GR L 63225; (April, 1990) (Digest)
G.R. No. L-63225; April 3, 1990
ELEAZAR V. ADLAWAN, petitioner, vs. HON. JUDGE VALERIANO P. TOMOL, as Presiding Judge of Branch XI of RTC-Cebu (formerly Branch XI, CFI-Cebu), Branch XXVII of RTC-Cebu, with Station in Lapu-Lapu City (formerly Branch XVI, CFI-Cebu, Presided over by former Judge Ceferino E. Dulay), and ABOITIZ COMPANY, INC., respondents.
FACTS
Petitioner Eleazar Adlawan, a contractor, obtained financial assistance from private respondent Aboitiz and Company, Inc. for government projects. Upon Adlawan’s alleged failure to pay, Aboitiz filed a collection suit with an ex-parte application for a writ of preliminary attachment. The court granted the writ, leading to the seizure of Adlawan’s properties in Davao City. Adlawan moved to set aside the writ. Respondent Judge Tomol, finding the attachment improperly issued on bare allegations of fraud, issued an Order dated July 6, 1982, dissolving the writ and ordering the release of the attached properties.
However, upon Aboitiz’s urgent motion, Judge Tomol stayed his own dissolution order on July 7, 1982, purportedly to allow Aboitiz to elevate the matter. Subsequently, before Adlawan could file an answer, Aboitiz filed a Notice of Dismissal of its complaint on July 13, 1982. Judge Tomol confirmed the dismissal on July 15, 1982, declaring all prior orders, including the one dissolving the attachment, functus officio and moot. This left Adlawan’s properties in the custody of Aboitiz. Adlawan’s subsequent motions to compel the sheriff to implement the dissolution order and return his properties were denied by the respondent judges.
ISSUE
Whether the respondent judges committed grave abuse of discretion in denying petitioner’s motions for the return of his properties after the dismissal of the main case, despite the prior dissolution of the writ of preliminary attachment.
RULING
Yes, the Supreme Court granted the petition. The legal logic is anchored on the nature of a preliminary attachment and the effect of a voluntary dismissal. A preliminary attachment is merely an ancillary remedy; its validity is dependent on the main action. When Aboitiz voluntarily dismissed its complaint under Rule 17, it effectively withdrew the very foundation for the ancillary writ. Consequently, the attachment automatically ceased to have any legal basis and should have been discharged.

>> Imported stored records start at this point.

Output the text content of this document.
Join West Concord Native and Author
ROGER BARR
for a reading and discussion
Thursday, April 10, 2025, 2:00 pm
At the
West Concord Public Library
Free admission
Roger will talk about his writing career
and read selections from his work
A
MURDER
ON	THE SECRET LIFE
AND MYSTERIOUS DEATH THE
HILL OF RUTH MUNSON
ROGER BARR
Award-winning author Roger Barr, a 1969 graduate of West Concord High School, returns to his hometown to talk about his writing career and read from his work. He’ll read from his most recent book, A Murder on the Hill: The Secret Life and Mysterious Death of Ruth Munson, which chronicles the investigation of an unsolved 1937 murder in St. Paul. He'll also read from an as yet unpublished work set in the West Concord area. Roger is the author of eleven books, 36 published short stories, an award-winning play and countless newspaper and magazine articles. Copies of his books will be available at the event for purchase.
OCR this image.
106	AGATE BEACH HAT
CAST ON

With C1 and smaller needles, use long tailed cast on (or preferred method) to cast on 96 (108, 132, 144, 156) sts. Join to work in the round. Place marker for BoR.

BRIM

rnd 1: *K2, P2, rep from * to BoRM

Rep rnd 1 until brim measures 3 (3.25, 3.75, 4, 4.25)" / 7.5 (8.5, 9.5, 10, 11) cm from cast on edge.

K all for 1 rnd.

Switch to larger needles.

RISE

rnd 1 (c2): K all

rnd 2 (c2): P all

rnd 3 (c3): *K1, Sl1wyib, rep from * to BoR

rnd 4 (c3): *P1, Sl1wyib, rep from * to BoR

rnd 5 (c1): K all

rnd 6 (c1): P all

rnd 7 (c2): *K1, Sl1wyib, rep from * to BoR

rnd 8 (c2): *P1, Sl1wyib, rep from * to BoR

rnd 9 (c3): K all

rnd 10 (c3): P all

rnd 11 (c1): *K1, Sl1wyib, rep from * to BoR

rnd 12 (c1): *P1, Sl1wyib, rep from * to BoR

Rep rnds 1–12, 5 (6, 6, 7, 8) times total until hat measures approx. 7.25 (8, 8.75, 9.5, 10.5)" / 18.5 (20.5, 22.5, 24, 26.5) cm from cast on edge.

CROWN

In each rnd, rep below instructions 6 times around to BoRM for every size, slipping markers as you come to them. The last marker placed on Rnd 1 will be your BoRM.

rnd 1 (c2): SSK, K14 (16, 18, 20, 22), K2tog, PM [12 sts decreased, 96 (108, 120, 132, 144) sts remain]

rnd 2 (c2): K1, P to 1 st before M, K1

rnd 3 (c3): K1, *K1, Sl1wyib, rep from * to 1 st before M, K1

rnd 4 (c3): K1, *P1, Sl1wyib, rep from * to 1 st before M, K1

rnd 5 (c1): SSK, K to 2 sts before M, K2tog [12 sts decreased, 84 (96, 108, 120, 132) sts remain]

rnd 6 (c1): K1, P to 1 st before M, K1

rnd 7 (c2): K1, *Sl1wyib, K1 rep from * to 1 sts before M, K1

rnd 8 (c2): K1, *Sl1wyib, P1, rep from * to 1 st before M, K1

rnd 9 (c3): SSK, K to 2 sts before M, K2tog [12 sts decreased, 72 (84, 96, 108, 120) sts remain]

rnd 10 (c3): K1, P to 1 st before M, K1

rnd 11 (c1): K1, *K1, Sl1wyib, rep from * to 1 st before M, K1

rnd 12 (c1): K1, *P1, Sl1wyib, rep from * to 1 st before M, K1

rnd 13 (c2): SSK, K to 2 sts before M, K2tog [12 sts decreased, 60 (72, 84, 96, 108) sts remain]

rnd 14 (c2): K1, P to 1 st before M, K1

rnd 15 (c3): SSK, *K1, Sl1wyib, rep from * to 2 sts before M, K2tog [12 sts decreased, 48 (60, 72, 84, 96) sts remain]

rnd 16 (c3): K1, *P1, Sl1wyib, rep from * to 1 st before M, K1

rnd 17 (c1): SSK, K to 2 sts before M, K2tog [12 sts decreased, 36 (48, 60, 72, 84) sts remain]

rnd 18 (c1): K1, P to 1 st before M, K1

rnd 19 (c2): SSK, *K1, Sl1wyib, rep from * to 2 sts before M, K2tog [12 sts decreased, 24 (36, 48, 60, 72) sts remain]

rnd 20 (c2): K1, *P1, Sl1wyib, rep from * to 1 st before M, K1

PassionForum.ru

The Court held that the July 6, 1982 Order dissolving the writ was a final order on that ancillary matter. The subsequent voluntary dismissal did not render this dissolution order moot or functus officio. On the contrary, the dismissal reinforced the imperative to return the properties, as there was no longer any principal action to support the provisional seizure. The respondent judges’ refusal to order the implementation of the dissolution and the return of the properties, based on the erroneous conclusion that the dismissal mooted all prior incidents, constituted a grave abuse of discretion—a capricious and whimsical exercise of judgment equivalent to lack of jurisdiction. The properties, having been seized under a voided ancillary process in a now-terminated case, must be restored to the petitioner.